Archivio 2002



Gennaio 2002

SOLIDARIETA' ANARCHICA ALLE LOTTE DEI MIGRANTI MANIFESTIAMO CONTRO IL RAZZISMO DI STATO IL 19 GENNAIO A ROMA

La manifestazione nazionale antirazzista del prossimo 19 gennaio a Roma contro la Legge Bossi-Fini sull'immigrazione e, più in generale contro la politica repressiva del governo, è una scadenza importante e dovrebbe vedere un maggiore coinvolgimento dell'anarchismo organizzato, sia sul piano dell'impegno militante che nell'elaborazione, di quanto si è potuto registrare fino ad ora.

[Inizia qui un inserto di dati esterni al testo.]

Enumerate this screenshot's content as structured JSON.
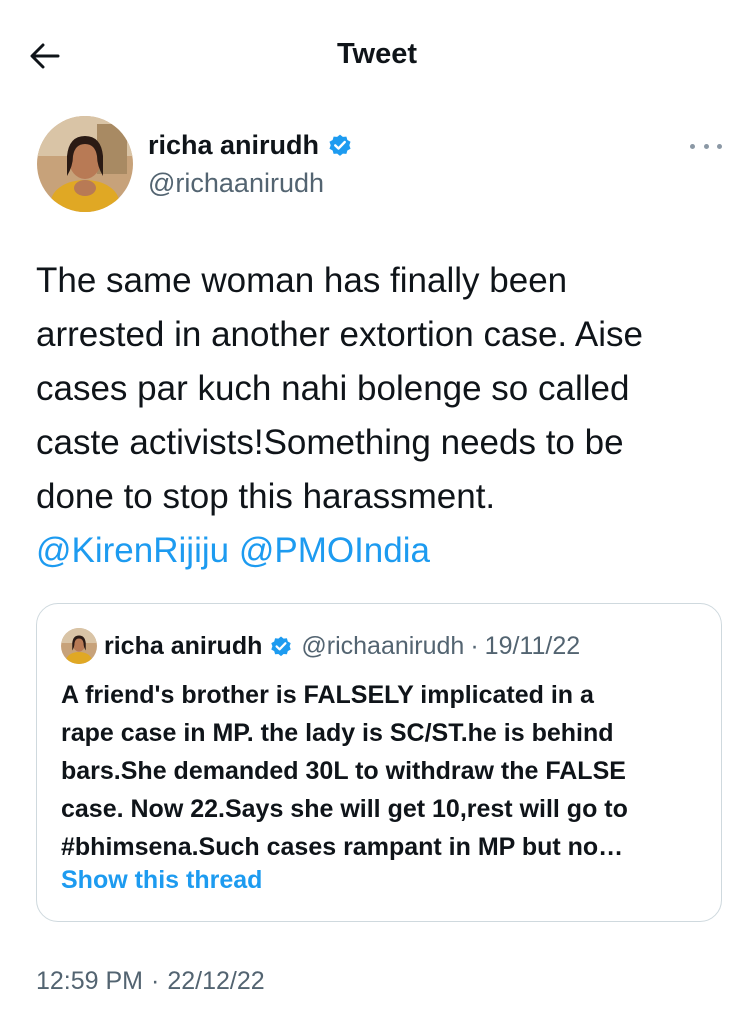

Infatti se si eccettuano l'esperienza del coordinamento antirazzista della FAI, il forte impegno della Federazione Anarchica Siciliana e l'importante lavoro svolto dalle compagne e dai compagni in alcune situazioni locali (Pordenone, Parma, Alessandria, Torino, Bologna...), bisogna riconoscere che, dopo la mobilitazione contro i kampi di detenzione, l'azione anarchica all'interno dei percorsi di autorganizzazione degli immigrati, nelle lotte antirazziste e nelle scadenze nazionali per la libertà di circolazione come quella di Brescia dello scorso 24 novembre è stata limitata e sovente "delegata" a pochi singoli compagni. Eppure la questione dell'immigrazione è sempre più centrale sul piano sociale, ma anche su quello politico e culturale; basti pensare all'inseguimento da parte della quasi totalità dei partiti delle sempre più intolleranti paure xenofobe presenti nell'elettorato, alla strumentalizzazione della cosiddetta emergenza immigrazione "clandestina" per varare misure repressive e liberticide, alla propaganda di guerra su presunte superiorità culturali e religiose, allo sfruttamento della manodopera immigrata nell'industria sia in quanto forza lavoro più ricattabile e flessibile sia come elemento di divisione tra lavoratori autoctoni e immigrati. Di fronte a questo complesso di questioni e conflitti, l'antirazzismo e internazionalismo anarchico dovrebbero riuscire ad essere elemento di sviluppo del movimento e dei percorsi di autorganizzazione che vedono sempre più protagonisti decine di migliaia di migranti che, peraltro, dato la loro situazione precaria da un punto di vista legale, abitativo, sindacale, comunicativo, etc. devono affrontare problemi e rischi enormi anche per rivendicare i più elementari diritti.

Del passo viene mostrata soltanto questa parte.